Ter culpas no cartório

Do passado ao futuro, a visão e a experiência de um arquivista sobre a missão dos arquivos

Caminhamos a um ritmo célere de mudanças. Em resultado disso são múltiplos os desafios contemporâneos que se apresentam aos profissionais da informação. O mais premente, sem dúvida, o tratamento e a preservação da informação digital. Dominam, nos nossos dias, os documentos eletrónicos produzidos em formato digital ou digitalizados. Vivemos na era digital, cujas mudanças se fazem sentir nas formas de produção, acesso e difusão da informação em sistemas informatizados e em dispositivos móveis. As dúvidas e as incertezas nesta área quanto ao futuro são imensas. Vivemos tempos de tecnologias velozes e efémeras. A noção do “físico” assume outros contornos quando a informação passou a armazenar-se em servidores, acessível em outros pontos geográficos. 

Não é de hoje a preocupação com o tratamento e a preservação da informação em outros formatos antecedentes ao digital. São antigas estas inquietações e as necessidades práticas de organizar, conservar e recuperar a informação perante uma panóplia de factos e direitos que se pretendia garantir e fazer prova. Guardavam-se os documentos para provar direitos, reivindicar privilégios, exigir o cumprimento de obrigações e conduzir as atividades e as tomadas de decisão. A célebre frase, que ainda hoje usamos: "ter culpas no cartório" é um bom exemplo da importância da informação arquivística, quando se recorria aos arquivos como prática administrativa, em busca de documentos probatórios. 

É também neste cenário (herdado de um passado de séculos) que lidam, atualmente, os arquivistas, tratando documentos, em fase administrativa e definitiva. Neste particular, o legado patrimonial é enorme no que toca a documentos em pergaminho e em papel, depositados em arquivos.  Ao arquivista incute-se a responsabilidade de salvaguardar o património documental que chegou aos dias de hoje, como passagem de um testemunho, tratando-o tecnicamente, disponibilizando e difundindo a sua informação. 
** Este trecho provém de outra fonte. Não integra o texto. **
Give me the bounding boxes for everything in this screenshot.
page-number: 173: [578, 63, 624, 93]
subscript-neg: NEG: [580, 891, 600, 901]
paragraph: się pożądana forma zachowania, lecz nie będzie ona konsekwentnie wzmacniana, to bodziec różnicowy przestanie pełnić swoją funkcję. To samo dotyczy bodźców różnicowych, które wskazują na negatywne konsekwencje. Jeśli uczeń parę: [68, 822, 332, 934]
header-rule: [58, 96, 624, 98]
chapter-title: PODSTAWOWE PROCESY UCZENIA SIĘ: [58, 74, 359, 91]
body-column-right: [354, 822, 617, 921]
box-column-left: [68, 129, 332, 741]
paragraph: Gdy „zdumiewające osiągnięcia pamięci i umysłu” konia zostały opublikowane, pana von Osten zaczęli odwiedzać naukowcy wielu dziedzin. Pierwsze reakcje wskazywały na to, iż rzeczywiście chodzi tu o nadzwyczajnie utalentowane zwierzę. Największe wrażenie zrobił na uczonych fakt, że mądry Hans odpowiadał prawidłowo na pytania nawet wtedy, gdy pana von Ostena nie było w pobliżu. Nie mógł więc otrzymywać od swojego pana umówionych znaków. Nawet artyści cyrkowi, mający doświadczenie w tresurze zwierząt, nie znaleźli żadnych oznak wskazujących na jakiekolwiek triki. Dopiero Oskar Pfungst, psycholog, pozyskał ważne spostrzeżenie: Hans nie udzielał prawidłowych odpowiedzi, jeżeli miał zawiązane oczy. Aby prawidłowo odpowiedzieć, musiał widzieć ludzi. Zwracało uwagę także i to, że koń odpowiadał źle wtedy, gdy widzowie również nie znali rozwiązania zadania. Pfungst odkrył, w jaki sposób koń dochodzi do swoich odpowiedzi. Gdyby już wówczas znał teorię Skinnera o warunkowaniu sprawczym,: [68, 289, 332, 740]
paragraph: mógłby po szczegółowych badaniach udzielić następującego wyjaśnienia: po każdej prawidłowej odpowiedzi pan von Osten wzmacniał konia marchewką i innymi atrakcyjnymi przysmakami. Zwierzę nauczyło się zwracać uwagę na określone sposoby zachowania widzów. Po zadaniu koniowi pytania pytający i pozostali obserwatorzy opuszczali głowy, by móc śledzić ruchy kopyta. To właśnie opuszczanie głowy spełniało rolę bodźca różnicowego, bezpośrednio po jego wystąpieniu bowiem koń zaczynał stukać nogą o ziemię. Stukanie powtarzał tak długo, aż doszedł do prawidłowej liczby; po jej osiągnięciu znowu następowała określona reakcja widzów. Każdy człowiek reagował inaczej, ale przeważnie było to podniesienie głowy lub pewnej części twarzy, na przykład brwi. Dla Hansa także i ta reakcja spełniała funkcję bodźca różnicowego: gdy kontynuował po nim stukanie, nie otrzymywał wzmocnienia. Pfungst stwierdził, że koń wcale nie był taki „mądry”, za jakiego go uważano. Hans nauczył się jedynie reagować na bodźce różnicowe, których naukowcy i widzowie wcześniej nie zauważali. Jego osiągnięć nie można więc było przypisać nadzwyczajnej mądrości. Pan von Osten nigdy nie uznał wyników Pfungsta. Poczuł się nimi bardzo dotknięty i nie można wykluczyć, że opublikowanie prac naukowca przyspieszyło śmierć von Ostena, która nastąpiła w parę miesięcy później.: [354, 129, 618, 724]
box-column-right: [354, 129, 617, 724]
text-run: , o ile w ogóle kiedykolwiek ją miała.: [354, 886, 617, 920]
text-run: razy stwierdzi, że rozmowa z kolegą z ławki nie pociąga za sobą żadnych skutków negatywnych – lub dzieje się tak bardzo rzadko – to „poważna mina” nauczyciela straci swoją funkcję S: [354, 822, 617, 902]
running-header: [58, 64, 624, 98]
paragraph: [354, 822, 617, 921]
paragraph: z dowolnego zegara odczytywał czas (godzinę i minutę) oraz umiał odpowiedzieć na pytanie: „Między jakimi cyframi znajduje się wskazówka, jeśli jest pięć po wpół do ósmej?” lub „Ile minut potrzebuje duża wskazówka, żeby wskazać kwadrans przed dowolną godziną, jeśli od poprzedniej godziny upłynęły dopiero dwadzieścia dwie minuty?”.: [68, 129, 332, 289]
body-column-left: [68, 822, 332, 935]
É esta a missão dos arquivos que conjuga passado, presente e futuro. A figura do guardião solitário de outrora deu lugar ao arquivista atento ao início da produção dos documentos até à guarda definitiva para muitos destes, numa relação que se quer estreita entre informáticos, conservadores/restauradores e investigadores de várias áreas, entre outros profissionais. O posicionamento de cada um destes, nas funções de um sistema de arquivo, traduz-se em contributos profícuos. A este nível, também são essenciais os grupos de trabalho compostos por profissionais de informação de diferentes instituições, numa partilha de conhecimentos e experiências, quebrando barreiras físicas e institucionais, em que se comungam opiniões e projetos.